On mesurera aisément l’ampleur des dégâts en prenant connaissance des lamentos entonnés par les myriades d’associations qui avaient été mobilisées pour porter la bonne parole du Medd auprès des petits et des grands nenfants, moyennant quelques picaillons, et qui témoigneront de leurs états d’âme, dans l’épouvantable charabia désormais de rigueur, lors du "Colloque national de restitution de la consultation du public sur l’eau en France" qu’organisera le Medd le mardi 13 juin 2006. Il est recommandé au préalable de faire provision de Prozac avant de s’infliger la lecture du pensum.
Une démocratie « participative » en trompe l’œil : l’exemple de Seine-Normandie
Il semble hélas avéré que ce précédent calamiteux n’aura servi à rien et que la nouvelle "grande consultation" de 2008 ne s’annonce pas sous de meilleurs auspices...
D’ores et déjà certains bassins ont cette fois-ci pris de l’avance en mettant en ligne leurs propositions sur des "sites dédiés".
C’est le cas du bassin Seine-Normandie, dont le comité de bassin a élaboré depuis 2006 un plan de gestion des eaux en concertation avec les collectivités, les industriels, les agriculteurs et les associations.
Le projet de Sdage adopté en octobre 2007 se structure donc autour de "dix propositions-clés", déjà mises en ligne.
Quant aux sept "questions" qui en seront tirées, et à partir desquelles le public sera invité à s’exprimer, elles seront mises en ligne le 15 avril prochain.

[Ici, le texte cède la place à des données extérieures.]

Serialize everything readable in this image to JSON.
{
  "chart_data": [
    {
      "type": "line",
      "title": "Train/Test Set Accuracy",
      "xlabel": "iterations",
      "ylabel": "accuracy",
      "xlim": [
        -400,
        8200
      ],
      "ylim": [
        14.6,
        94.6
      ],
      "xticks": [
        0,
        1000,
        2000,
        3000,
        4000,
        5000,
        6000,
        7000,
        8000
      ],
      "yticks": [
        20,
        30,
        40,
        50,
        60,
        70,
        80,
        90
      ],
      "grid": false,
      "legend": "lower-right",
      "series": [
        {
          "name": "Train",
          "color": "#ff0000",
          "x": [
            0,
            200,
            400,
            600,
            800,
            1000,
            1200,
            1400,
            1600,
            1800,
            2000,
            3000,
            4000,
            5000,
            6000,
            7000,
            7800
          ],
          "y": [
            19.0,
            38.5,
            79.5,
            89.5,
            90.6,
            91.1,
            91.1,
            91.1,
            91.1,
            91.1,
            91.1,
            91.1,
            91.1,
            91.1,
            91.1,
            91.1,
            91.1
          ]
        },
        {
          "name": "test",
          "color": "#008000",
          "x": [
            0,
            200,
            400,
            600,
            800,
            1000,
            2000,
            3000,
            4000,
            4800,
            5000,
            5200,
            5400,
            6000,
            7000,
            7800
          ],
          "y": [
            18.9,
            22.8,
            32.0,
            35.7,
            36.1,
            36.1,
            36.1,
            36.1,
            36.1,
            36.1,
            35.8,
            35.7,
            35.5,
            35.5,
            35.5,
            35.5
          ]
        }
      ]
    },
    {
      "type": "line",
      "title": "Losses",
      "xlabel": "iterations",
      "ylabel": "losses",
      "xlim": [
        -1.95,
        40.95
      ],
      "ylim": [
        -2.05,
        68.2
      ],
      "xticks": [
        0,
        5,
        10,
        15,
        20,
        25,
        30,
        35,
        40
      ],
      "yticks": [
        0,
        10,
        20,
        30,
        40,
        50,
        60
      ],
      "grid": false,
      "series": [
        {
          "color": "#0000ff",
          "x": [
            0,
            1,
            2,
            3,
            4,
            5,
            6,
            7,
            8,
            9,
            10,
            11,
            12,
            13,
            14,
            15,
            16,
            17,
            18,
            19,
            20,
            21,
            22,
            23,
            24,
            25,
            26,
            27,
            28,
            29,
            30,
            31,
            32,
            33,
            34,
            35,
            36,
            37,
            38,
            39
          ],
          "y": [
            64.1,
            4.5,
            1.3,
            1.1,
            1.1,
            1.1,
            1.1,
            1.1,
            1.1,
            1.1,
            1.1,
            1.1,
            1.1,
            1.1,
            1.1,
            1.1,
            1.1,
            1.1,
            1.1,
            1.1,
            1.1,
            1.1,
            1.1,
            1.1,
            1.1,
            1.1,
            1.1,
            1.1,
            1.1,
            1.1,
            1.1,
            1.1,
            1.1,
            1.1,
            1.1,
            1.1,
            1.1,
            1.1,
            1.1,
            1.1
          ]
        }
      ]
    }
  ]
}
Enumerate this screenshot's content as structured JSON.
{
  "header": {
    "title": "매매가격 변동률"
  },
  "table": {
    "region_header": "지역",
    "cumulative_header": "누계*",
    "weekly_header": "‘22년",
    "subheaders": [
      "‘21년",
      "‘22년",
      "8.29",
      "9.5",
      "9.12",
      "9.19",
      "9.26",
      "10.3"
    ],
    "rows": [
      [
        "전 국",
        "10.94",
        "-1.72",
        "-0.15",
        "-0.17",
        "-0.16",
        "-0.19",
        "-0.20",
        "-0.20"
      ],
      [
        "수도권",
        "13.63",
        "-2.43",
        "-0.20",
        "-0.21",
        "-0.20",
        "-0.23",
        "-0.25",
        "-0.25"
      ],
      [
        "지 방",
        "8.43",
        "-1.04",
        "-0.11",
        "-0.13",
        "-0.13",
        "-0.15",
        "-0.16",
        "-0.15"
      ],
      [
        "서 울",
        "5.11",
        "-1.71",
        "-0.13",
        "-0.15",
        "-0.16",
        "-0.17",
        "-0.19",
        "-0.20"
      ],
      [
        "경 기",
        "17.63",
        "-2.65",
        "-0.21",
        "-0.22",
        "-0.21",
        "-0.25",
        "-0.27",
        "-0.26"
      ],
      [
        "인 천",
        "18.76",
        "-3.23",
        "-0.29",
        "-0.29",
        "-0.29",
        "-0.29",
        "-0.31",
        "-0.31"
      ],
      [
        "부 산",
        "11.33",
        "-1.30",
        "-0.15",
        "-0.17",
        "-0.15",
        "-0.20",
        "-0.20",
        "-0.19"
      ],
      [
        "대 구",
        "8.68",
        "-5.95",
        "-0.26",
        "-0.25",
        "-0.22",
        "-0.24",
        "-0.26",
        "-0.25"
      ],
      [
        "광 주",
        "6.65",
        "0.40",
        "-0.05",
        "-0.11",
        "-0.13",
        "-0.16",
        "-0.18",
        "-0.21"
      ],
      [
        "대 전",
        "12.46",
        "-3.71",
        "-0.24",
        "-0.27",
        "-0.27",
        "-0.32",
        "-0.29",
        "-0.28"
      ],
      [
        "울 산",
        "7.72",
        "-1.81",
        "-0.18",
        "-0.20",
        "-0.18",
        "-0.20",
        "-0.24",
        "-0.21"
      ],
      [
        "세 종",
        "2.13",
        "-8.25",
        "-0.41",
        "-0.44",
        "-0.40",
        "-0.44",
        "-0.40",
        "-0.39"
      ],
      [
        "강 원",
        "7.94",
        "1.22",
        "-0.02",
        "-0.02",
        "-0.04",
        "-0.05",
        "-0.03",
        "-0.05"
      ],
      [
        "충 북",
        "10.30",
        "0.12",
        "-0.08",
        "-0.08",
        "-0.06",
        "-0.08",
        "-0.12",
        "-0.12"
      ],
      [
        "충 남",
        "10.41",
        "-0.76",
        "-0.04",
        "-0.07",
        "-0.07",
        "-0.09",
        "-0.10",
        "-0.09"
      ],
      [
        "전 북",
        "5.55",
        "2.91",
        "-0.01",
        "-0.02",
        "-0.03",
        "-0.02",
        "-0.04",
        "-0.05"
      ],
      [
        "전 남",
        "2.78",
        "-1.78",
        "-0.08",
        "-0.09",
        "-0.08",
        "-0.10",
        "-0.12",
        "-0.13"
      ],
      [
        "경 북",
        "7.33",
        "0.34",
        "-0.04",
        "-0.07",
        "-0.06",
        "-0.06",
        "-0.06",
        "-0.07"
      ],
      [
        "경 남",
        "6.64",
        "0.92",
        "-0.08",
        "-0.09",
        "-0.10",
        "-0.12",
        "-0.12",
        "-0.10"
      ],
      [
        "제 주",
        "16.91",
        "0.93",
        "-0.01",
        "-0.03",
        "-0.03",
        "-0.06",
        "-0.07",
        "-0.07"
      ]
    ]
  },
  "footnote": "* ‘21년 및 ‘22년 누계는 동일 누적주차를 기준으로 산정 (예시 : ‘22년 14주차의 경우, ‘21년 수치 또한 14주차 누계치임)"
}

Les "propositions-clés" recouvrent entre autres les objectifs de sécurisation des sources d’alimentation en eau potable (diagnostic, classement des captages), de diminution des pollutions d’origine domestique ou agricole (application de la directive nitrates), de maîtrise des rejets par temps de pluie (renforcement de la prise en compte par les collectivités, via des "zonages d’assainissement pluvial", recyclage des eaux pluviales), de prévention des cas de pollution aux substances dangereuses, de restauration des milieux et de la continuité écologiques, de maintien des espaces humides (classement, mesures compensatoires), de protection de al’estuaire de la Seine et du littoral, et de prévention des risques d’inondations.
Décidément sous les feux de la rampe puisqu’une mystérieuse « Armée secrète le libération de Seine-Normandie » publie depuis quelques mois un bulletin au vitriol dans lequel elle dénonce les errements de sa tutelle, le plus grand bassin français constitue un véritable cas d’école d’un exercice factice qui apparaît au grand jour si l’on s’attache à examiner plusieurs documents gracieusement rendus publics par l’Agence.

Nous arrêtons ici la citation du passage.